11. As a result, when PPS received the hearing notice from DEA, it was faced with a stark choice: either default and lose automatically or defend itself against the DEA’s attempts to schedule DOI and DOC and its use of an ALJ-overseen adjudication. PPS is thus compelled to participate in the DEA’s adjudicatory proceedings. […]
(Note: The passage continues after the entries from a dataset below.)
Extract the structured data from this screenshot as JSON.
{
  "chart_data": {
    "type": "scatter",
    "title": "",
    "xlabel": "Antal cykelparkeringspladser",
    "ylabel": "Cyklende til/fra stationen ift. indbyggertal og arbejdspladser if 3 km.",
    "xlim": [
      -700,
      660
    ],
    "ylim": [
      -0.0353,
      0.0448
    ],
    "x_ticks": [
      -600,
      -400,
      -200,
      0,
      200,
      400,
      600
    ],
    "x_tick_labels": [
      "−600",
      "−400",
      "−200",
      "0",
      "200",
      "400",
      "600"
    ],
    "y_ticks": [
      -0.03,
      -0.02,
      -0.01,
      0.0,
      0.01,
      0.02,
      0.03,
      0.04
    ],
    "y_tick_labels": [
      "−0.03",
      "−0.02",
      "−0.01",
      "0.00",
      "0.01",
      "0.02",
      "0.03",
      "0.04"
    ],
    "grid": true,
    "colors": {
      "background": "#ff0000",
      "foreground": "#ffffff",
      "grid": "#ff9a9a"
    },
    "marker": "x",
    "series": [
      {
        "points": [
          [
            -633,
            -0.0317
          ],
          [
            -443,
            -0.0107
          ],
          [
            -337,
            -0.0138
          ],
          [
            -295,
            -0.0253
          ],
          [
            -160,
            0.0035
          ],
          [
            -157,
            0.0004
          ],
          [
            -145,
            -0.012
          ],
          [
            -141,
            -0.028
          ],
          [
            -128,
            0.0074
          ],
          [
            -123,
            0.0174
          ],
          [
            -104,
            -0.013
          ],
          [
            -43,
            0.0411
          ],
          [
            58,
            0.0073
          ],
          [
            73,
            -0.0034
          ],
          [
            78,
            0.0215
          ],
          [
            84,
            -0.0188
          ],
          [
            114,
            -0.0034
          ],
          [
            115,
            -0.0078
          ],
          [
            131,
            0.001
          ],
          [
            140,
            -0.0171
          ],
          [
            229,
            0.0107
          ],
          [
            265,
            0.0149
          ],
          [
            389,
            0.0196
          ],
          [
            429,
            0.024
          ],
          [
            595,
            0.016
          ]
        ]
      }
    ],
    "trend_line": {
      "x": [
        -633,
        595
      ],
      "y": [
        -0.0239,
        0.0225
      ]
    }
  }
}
12. That does not mean the ALJ proceedings should go forward. Under binding precedent, those proceedings violate Article II of the Constitution of the United States. As the Fifth Circuit held in Jarkesy v. SEC, 34 F.4th 446 (5th Cir. 2022), the two-layer, for-cause removal restrictions applicable to ALJs impermissibly impair the President’s constitutional charge to take care that the laws are faithfully executed. The same restrictions on for-cause removal at issue in Jarkesy are at issue here. Specifically, Sections 7521(a) and 1202(d) of Title 5 of the United States Code prevent the President and Attorney General from removing DEA ALJs unconditionally. Rather, ALJs may be removed only for “good cause” as “determined” by the Merit Systems Protection Board (“MSPB”), whose members themselves can be removed by the President only on certain limited “good cause” grounds. This degree of insulation is unconstitutional. Indeed, because DEA ALJs do not satisfy either narrow recognized exception to the President’s unrestricted removal power, any degree of insulation is unconstitutional.
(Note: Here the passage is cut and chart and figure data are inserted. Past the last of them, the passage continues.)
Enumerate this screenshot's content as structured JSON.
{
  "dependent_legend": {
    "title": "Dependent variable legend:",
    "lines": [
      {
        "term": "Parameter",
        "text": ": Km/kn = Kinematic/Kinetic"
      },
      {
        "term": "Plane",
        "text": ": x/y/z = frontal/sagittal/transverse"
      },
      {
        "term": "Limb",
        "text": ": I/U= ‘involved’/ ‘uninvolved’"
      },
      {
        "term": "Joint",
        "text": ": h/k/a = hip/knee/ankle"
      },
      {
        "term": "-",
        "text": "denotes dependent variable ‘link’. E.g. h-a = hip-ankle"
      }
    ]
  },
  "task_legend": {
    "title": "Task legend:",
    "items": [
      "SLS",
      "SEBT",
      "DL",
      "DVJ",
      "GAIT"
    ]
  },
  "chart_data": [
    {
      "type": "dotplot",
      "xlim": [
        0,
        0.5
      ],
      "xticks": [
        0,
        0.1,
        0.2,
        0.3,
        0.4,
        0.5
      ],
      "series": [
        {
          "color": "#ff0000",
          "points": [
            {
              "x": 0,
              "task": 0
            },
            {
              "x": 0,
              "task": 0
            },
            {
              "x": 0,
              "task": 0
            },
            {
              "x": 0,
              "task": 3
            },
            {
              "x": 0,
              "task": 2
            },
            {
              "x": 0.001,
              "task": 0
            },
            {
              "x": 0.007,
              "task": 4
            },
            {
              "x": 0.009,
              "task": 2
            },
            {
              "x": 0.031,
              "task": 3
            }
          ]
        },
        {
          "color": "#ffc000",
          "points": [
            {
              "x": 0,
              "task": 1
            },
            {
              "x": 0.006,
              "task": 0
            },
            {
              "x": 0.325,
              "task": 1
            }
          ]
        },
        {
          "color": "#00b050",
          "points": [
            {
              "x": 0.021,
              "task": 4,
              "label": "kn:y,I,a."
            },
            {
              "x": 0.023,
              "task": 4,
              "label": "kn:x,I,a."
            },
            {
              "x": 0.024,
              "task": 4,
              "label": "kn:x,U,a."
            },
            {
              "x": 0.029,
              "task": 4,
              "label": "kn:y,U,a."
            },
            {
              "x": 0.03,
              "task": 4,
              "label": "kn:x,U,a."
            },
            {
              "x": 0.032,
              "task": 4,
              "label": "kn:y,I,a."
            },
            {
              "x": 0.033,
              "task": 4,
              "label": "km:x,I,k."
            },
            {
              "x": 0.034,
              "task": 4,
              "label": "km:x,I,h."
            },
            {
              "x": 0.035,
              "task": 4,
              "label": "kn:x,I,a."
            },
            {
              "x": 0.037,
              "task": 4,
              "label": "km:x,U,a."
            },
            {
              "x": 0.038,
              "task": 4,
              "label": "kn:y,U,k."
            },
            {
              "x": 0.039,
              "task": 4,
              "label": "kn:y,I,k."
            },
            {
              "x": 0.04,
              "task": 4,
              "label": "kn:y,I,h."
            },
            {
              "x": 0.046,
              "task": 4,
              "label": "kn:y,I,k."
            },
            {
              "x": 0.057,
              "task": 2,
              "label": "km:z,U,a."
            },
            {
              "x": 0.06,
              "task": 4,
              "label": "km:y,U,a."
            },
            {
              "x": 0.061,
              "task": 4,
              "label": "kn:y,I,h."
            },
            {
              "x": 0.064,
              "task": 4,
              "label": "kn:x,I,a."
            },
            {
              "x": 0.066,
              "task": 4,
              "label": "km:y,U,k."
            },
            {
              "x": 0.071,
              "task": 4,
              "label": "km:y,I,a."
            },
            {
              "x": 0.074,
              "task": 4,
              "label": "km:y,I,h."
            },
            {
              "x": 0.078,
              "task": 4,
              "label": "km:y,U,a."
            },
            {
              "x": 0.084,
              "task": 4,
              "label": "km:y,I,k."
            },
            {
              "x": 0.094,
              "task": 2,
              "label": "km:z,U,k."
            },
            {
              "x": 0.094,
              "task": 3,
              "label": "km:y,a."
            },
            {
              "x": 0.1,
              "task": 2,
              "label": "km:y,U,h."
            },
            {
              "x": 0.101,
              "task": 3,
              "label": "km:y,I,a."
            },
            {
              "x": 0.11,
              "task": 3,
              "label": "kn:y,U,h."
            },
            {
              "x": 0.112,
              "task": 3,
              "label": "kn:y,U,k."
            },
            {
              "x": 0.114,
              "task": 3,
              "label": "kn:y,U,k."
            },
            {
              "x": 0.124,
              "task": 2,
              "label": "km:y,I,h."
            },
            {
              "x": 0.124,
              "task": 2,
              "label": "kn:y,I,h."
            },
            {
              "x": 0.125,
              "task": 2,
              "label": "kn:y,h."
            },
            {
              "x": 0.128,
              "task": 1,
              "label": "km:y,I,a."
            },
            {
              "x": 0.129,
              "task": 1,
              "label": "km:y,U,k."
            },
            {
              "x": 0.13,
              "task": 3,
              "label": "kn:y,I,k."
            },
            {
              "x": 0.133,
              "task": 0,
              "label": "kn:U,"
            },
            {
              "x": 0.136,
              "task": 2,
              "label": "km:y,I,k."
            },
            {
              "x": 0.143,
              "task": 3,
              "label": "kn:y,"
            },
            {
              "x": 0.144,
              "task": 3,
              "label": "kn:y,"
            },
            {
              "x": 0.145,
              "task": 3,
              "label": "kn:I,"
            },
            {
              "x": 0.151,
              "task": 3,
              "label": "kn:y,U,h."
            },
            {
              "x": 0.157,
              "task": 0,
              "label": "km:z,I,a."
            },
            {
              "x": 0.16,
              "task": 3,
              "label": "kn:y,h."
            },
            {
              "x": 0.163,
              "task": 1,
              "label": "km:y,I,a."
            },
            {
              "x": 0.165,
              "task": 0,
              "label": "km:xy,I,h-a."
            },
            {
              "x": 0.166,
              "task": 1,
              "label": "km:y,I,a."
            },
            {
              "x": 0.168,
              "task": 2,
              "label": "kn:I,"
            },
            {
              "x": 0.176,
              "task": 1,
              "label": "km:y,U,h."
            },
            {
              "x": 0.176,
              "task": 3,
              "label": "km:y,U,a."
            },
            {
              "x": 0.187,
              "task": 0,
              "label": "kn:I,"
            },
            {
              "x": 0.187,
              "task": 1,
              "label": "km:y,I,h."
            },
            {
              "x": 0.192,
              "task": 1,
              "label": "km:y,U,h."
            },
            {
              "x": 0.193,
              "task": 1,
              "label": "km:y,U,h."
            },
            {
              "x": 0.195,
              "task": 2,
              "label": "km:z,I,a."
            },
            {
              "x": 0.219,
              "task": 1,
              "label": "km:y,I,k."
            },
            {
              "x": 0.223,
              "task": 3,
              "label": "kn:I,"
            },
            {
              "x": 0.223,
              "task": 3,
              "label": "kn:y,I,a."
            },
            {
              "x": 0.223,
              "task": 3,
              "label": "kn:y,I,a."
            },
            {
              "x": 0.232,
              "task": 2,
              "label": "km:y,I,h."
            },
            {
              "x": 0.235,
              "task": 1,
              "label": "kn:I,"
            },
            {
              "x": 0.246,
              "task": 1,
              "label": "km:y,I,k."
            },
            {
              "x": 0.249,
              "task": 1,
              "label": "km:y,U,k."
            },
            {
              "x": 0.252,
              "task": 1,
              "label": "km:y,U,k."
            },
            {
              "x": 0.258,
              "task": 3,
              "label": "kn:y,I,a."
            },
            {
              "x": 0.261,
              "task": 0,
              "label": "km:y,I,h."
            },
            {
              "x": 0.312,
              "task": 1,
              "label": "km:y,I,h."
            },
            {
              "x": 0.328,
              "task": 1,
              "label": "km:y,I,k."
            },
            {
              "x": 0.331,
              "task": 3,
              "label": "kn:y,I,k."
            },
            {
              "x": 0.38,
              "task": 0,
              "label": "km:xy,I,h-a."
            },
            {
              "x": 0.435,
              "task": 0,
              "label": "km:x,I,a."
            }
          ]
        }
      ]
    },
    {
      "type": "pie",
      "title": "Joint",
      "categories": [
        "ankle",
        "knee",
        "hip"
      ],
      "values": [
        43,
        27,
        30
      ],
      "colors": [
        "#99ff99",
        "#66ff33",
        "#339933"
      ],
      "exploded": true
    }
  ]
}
13. The DEA’s scheduling hearings has stakes that extend beyond PPS. DOI and DOC are widely used in research and development for pharmaceutical drugs related to the mind and other bodily systems. They are also key compounds for the research into schizophrenia and other related illnesses. Removing access to these compounds through legal channels and/or making their access more difficult would severely limit science and reduce the reproducibility of experiments and ability to compare to past research. This would lead to reduced development of new treatments and less understanding of medical conditions, which could lead to increased deaths and suffering in the United States and beyond over time. In addition, the unconstitutional taking of property by the government without access to an Article III court would set an illegal, and dangerous precedent. […]
Should Panacea Plant Sciences’ lawsuit prevail we could finally see an end to the offices or functions of the DEA Administrative Law Judge as well as any further DEA interference in the drug scheduling process. We might even see the beginnings of an American judicial system which recognizes that science-based remedies save the sick, not words.